Four, user space access to the kernel log
There are two interfaces for user space access and control of the kernel log:
(1) Call the kernel's syslog system call via the Klogctl function interface of GLIBC (2) via the Procfs interface exported in the FS/PROC/KMSG.C kernel module:/proc/kmsg file.    In fact, they finally called the Do_syslog function in/KERNEL/PRINTK.C to implement the access to __LOG_BUF and the modification of related variables. But it's worth noting that: when data is fetched from/PROC/KMSG, the data that is read in __LOG_BUF is no longer retained (that is, the Log_start pointer is modified), but the syslog system calls back the log data and preserves the data to other processes. Reading the/proc file is the default practice for KLOGD. The DMESG command can be used to view the contents of the cache and keep it, in fact, it returns everything in __log_buf to stdout, regardless of whether it has been read or not.
Here I still recommend everyone rtfsc–read the fucking source code, look at these code more than anything strong, I just lead a way here.
There are programs dedicated to logging system logs in user space, collectively referred to as the "syslog daemon". Most of the early and present embedded systems use the KLOGD+SYSLOGD combination, and most distributions now use RSYSLOGD or Syslogd-ng. These user-space programs I do not analyze here, I am not good at, operations may be more clear. All I know is that they roughly call relationships.
Here I use a graph to summarize the overall structure of the kernel PRINTK and log system:

Analysis of kernel log and PRINTK structure

Contact Us

The content source of this page is from Internet, which doesn't represent Alibaba Cloud's opinion; products and services mentioned on that page don't have any relationship with Alibaba Cloud. If the content of the page makes you feel confusing, please write us an email, we will handle the problem within 5 days after receiving your email.
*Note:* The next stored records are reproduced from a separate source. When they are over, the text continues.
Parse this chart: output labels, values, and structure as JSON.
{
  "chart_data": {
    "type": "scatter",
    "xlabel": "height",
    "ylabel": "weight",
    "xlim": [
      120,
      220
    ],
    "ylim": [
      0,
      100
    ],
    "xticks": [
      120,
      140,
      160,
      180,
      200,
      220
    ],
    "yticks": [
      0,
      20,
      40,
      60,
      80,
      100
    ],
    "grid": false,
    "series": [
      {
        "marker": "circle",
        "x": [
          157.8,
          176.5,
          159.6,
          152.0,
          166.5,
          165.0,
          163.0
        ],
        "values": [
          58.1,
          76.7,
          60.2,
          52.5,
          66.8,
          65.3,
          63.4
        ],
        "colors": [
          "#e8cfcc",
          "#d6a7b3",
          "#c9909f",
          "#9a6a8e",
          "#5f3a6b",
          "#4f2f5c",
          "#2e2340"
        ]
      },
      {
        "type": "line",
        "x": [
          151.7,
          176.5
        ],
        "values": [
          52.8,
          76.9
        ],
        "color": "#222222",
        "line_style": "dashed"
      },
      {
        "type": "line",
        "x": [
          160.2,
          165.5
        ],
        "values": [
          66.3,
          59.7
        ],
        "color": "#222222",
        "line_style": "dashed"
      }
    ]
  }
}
If you find any instances of plagiarism from the community, please send an email to: info-contact@alibabacloud.com and provide relevant evidence. A staff member will contact you within 5 working days.

A Free Trial That Lets You Build Big!

Start building with 50+ products and up to 12 months usage for Elastic Compute Service

  • Sales Support

    1 on 1 presale consultation

  • After-Sales Support

    24/7 Technical Support 6 Free Tickets per Quarter Faster Response

  • Alibaba Cloud offers highly flexible support services tailored to meet your exact needs.